I have been facing an issue while compiling with -cp or the -classpath flag in Java. I will try to explain the problem below:
Let's say; I have two files - A.java and B.java. A.java has a simple public class with a private instance variable, one get and one set method. B.java is the driver method for A. It instantiates A; sets some value for A's instance variable and finally prints out the value using the get method in A.
I can compile both A.java and B.java from command line. If both compiled class files are in same folder; the following runs fine:
java B
However; say I keep A.class in a separate folder. Or even better; I make a JAR file of the class file A.class. Now; I should be able to compile B.java with the classpath properly stated.
The compilation works.
javac -cp ..\Lib\A.jar -d ..\Bin B.java
It puts the B.class file in Bin folder as expected. Now; if I go to Bin folder and try to execute the following;
java -cp ..\Lib\A.jar B
I get the error:
Error: Could not find or load main class B
Now; I have been trying in vain to solve this problem for past few days. This is a simple use case to demonstrate the problem; but in reality - I am not being able to link to an existing JAR library using -classpath or -cp flag. The only way I can run my Java programs from command line is if I extract the class files from JAR archive in the same directory as the output class. So, then I would not need to include the classpath flag in the execution command.

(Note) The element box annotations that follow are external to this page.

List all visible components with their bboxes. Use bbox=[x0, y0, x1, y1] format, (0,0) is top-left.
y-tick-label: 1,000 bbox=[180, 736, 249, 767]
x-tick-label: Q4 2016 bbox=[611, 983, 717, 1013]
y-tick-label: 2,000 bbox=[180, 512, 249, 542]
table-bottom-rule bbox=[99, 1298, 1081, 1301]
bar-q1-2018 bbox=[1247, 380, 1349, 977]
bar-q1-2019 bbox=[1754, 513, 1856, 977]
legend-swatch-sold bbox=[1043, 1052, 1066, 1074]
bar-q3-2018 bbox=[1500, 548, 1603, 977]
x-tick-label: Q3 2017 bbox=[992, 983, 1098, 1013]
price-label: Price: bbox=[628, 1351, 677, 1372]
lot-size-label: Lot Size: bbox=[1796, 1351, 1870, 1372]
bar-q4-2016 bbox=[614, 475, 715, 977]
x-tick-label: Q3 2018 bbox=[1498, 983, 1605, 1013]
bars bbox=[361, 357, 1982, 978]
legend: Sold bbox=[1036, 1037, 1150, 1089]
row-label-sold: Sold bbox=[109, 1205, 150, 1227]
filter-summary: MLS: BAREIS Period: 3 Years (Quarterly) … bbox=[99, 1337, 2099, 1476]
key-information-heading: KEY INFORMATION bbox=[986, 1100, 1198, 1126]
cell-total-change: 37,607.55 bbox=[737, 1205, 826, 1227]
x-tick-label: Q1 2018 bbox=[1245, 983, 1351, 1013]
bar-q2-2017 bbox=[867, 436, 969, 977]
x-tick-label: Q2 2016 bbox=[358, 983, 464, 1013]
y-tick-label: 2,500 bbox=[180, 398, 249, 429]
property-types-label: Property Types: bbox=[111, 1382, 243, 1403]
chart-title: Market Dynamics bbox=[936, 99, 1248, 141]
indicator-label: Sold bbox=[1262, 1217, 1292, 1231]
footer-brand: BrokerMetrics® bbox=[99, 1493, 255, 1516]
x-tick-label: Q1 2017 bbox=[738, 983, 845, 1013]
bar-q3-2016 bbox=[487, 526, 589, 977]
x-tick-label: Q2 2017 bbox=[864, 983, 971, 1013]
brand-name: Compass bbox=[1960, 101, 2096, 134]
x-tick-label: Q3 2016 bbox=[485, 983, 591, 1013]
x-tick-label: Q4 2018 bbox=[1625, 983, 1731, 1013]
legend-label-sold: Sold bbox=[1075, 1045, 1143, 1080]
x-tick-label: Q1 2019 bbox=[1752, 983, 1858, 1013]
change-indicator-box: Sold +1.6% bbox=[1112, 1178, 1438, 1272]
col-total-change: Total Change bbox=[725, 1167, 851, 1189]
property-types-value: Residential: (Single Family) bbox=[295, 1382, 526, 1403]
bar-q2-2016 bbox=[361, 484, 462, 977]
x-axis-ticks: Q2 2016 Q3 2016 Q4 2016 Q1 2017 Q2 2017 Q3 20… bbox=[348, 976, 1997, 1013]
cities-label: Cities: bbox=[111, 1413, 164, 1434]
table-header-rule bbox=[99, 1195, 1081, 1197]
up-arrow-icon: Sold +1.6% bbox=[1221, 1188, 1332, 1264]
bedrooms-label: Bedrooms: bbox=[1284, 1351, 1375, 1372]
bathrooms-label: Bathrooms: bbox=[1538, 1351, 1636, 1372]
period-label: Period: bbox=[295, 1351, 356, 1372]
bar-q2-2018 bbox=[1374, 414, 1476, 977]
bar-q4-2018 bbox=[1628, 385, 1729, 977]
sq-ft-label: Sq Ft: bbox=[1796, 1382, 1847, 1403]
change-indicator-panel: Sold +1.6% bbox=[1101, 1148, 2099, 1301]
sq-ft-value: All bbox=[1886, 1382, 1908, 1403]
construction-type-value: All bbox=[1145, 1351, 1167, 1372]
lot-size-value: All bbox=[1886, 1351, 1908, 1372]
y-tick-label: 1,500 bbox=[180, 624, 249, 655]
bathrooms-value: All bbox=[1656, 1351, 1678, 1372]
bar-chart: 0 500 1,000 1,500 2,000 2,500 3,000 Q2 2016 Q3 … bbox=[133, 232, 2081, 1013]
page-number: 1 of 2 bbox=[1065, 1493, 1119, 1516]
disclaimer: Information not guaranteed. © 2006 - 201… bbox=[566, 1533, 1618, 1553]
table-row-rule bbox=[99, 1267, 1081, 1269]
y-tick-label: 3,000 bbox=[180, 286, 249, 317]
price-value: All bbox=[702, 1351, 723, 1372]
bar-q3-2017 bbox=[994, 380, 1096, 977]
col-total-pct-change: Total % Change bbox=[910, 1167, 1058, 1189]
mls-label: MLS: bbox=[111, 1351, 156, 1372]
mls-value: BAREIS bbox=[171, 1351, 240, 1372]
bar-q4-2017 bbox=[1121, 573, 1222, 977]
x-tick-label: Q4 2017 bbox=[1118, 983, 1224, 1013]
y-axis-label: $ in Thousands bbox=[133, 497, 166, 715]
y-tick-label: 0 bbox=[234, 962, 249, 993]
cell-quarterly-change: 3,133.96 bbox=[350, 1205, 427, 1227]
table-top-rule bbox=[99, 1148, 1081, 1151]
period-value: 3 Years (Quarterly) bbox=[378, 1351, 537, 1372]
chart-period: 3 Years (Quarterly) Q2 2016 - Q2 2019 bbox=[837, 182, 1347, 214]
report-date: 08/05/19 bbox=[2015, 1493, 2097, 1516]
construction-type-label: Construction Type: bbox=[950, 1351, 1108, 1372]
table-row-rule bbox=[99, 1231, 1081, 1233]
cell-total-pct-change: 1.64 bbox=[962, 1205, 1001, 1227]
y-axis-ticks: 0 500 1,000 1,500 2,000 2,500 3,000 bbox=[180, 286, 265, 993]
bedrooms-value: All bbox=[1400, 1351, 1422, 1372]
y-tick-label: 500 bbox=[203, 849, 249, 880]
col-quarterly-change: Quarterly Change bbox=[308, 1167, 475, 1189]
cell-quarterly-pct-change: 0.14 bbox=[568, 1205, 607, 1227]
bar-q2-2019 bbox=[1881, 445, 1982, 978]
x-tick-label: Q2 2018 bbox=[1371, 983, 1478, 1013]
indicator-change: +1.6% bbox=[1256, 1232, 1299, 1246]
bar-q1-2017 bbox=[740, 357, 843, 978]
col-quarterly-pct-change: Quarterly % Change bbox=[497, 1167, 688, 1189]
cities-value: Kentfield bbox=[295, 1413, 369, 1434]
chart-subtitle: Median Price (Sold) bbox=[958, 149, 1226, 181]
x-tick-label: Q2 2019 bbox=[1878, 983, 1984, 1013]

But this is something I don't want. I want to keep my JAR archive separate from the output class files of my source code. I know that using an IDE; this is something I won't need to worry about. But I am more interested in the command line solution; to understand what goes behind the hood.
I have gone through all other suggestions on StackOverflow regarding this - but none seems to work. FYI, I am using default package in all cases. No packaging is explicitly specified.
Please help. Thanks in advance!
Update: I have been asked to provide my directory structure in a readable format, so here goes:
$pwd
C:\My\Path\To\Java\Programs\Top
$ls
Source
Bin
Lib
$cd Bin
$ls
B.class
$ls ..\Source\
A.java
B.java
$ls ..\Lib
A.jar
$jar tf ..\Lib\A.jar
META-INF
META-INF/MANIFEST.MF
A.java
A.class
I hope that clears it. I am using Windows Powershell, so sub-directories are marked with "\". If I were typing in Unix terminal, it would have been "/" instead. By the way, I tried this on Ubuntu 14.04, with no avail. I have also tested this with jdk 1.6 to jdk 1.8 - again, same error.